Ulama yang berada di fihak Jokowi dihina dan direndahkan oleh pendukung Prabowo, demikian juga sebaliknya.
Sayangnya hal ini dilakukan oleh mereka yang taat beragama.
Bagaimana mau membangun ukhuwah islamiyah jika hanya gara-gara beda dukungan capres saja sudah mau gontok-gontokan?
Yang mau jihad, jihad untuk apa? Jihad untuk membunuh saudara sendiri hanya untuk kepentingan politik, apakah berpahala.
Saya malah khawatir yang mati karena jihad politik bukan mati syahid, tapi mati modar.
Bukan surga yang didapat, malah neraka jahanam.

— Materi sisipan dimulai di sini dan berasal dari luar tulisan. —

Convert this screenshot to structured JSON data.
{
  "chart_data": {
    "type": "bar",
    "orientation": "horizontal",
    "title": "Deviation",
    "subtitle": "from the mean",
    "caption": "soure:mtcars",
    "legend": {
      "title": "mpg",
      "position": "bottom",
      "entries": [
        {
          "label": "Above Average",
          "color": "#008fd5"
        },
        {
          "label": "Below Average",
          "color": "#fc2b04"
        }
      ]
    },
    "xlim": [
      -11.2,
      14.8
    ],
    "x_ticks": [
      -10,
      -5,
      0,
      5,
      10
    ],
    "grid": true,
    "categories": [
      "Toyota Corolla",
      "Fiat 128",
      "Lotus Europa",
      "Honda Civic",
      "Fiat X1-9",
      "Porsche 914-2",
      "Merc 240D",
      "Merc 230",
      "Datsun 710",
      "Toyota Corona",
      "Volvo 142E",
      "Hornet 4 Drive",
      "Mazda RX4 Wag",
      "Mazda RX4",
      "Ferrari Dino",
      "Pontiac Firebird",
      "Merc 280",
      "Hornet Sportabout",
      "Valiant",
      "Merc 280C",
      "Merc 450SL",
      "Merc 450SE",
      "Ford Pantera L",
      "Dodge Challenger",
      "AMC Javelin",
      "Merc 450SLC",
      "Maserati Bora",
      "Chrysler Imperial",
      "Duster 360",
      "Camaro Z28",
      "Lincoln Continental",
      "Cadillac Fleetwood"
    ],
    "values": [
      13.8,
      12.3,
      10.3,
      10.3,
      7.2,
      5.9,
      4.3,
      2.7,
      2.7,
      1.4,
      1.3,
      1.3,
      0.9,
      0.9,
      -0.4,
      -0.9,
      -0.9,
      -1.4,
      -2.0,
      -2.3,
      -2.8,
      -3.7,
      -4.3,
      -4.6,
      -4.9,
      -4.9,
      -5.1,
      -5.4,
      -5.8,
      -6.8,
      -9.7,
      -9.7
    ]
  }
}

"Lupakan saja ukhuwah islamiyah. Lupakan juga Islam agama damai. Bahkan lupakan Islam adalah agama kebenaran. Yang penting adalah bagaimana agar capres kita menang"
Dan iblis pun terbahak bersorak...
"Amar ma'ruf nahi munkar" artinya menyuruh mengerjakan yang baik dan mencegah perbuatan jahat. Didalam ajaran agama Islam, perbuatan ini sangat dianjurkan. Tujuannya agar tercapai kemaslahatan umat dunia dan akhirat. Namun semenjak kampanye Pemilu pemilihan presiden di tahun 2014, frasa ini banyak digunakan sebagai alasan melakukan propaganda licik atau kampanye negatif untuk menyebarkan keburukan lawan politik. Tujuan utama dari "amar ma'ruf nahi munkar" menjadi kabur, sepertinya bukan keselamatan umat yang diutamakan, tapi keselamatan kekuasaan. Mereka yang ingin ber"amar ma'ruf nahi munkar" seharusnya menakar ulang kemurnian niat baik mereka. Jangan sampai niat baik ini disusupi oleh nafsu untuk meraih kekuasaan atau melampiaskan kebencian. Kalau ini yang terjadi, bukan amalan "amar ma'ruf nahi munkar" yang dilakukan, tapi "amar munkar nahi ma'ruf".